SMOTE consistently shifted the trade-off the same way — more recall on subscribers, at the cost of some precision. On KNN, minority recall jumped from 0.31 to 0.58 while precision fell from 0.57 to 0.42. On Random Forest it balanced out neatly to 0.55 precision / 0.55 recall on the “yes” class. The lesson: SMOTE doesn't conjure free performance — it rebalances which errors the model makes.
05
The models
Seven classifiers were trained and compared, each evaluated with and without SMOTE: KNN, Random Forest, Logistic Regression, MLP (neural network), Naive Bayes, Decision Tree (Gini and Entropy), and SVM.

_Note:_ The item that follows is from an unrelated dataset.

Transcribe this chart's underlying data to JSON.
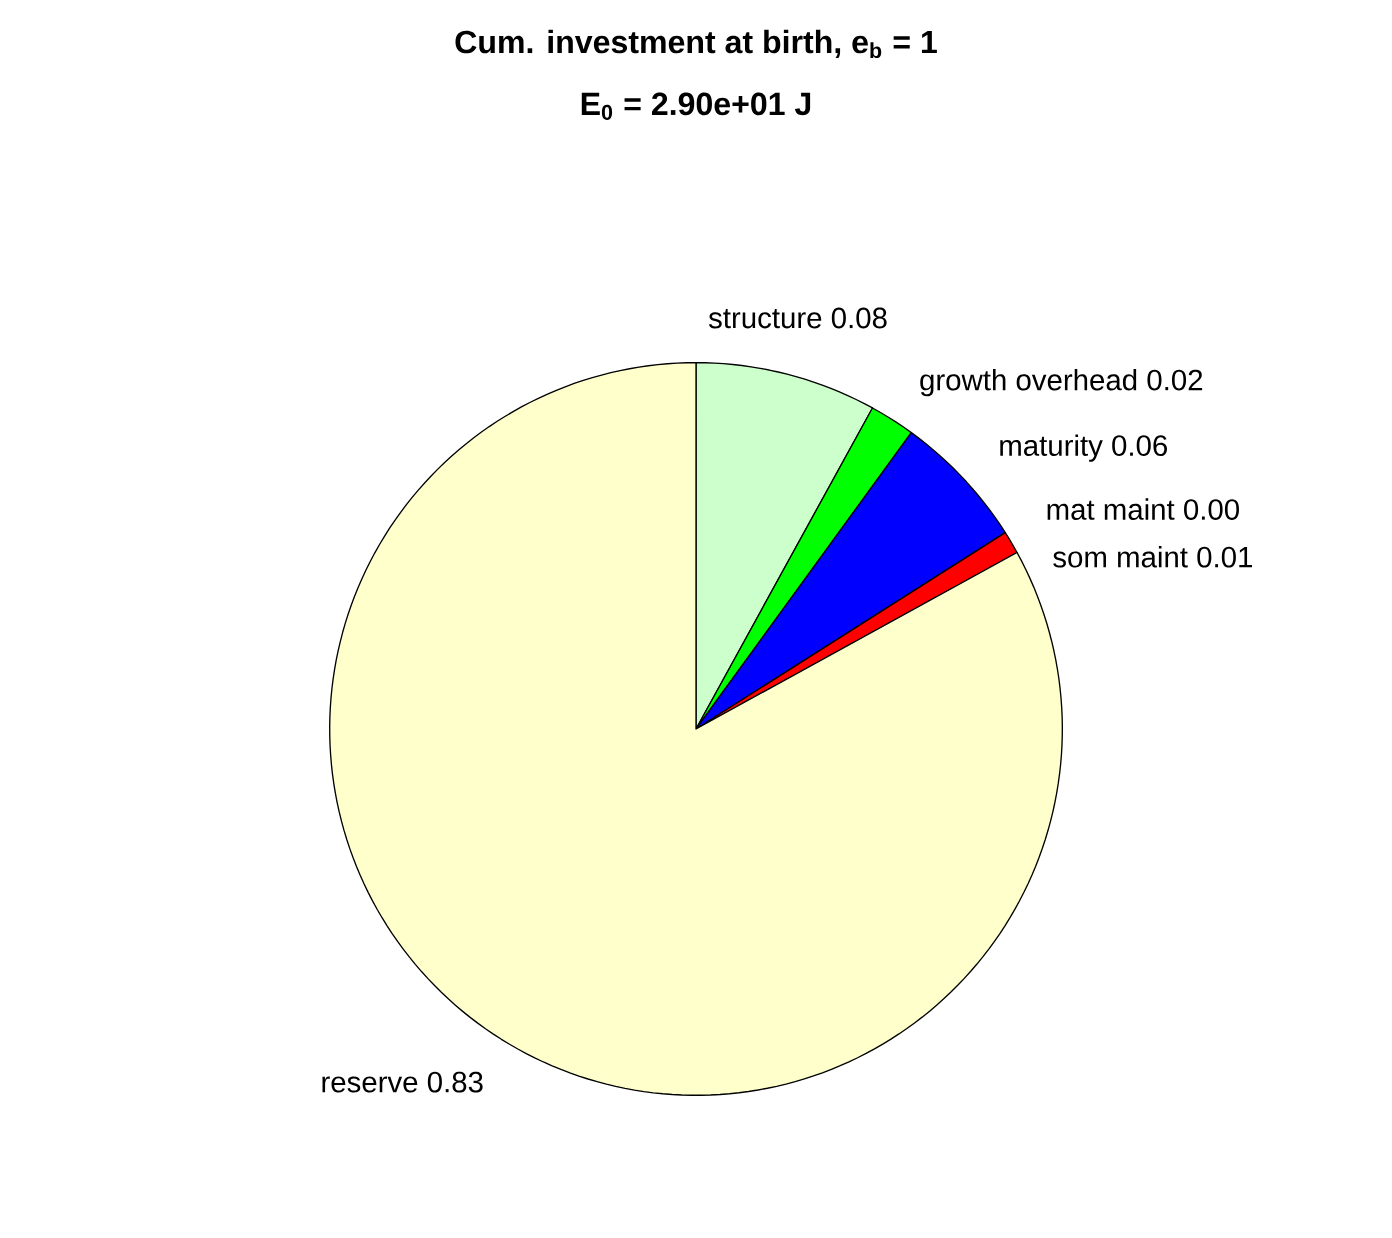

A practical note on SVM: with an RBF kernel it took several minutes to train on the full 45k rows, so it was evaluated on the smaller bank.csv sample — a real-world reminder that some models don't scale cheaply.

06
Results
Ranking the models on accuracy, macro precision, and ROC AUC (with SMOTE applied) gives a clear winner:
| Model | Accuracy | Precision | ROC AUC |
|---|---|---|---|
| Random Forest(best) | 0.908 | 0.751 | 0.923 |
| Logistic Regression | 0.899 | 0.727 | 0.894 |
| KNN | 0.875 | 0.684 | 0.838 |
| Naive Bayes | 0.796 | 0.620 | 0.828 |
| Decision Tree (Gini) | 0.870 | 0.654 | 0.689 |
| Decision Tree (Entropy) | 0.870 | 0.652 | 0.682 |
Random Forest leads on every metric (ROC AUC 0.923), with Logistic Regression a close and far simpler runner-up (0.894). KNN and Naive Bayes trail; the single Decision Trees have decent accuracy but weak AUC, a sign they discriminate the two classes less reliably across thresholds. SVM (on the reduced sample) landed around 0.90 accuracy but a low minority precision of 0.50.
07
Takeaways
| Step | Skill demonstrated |
|---|---|
| EDA on 45k rows, 16 features | Reading distributions and target relationships |
| Outlier removal, scaling, encoding | Preprocessing pipeline |
| Diagnosing class imbalance | Knowing accuracy lies — reading precision/recall |
| SMOTE on train only | Resampling without data leakage |
| Seven-model comparison | Breadth across classifier families |
| ROC AUC as the yardstick | Choosing the right metric for imbalance |
What I take away: on imbalanced data, the model choice matters less than understanding the metric. Every classifier here predicted “no” well and struggled with “yes”; the work was in surfacing that honestly, fixing it with SMOTE where it helped, and picking ROC AUC over accuracy to rank them.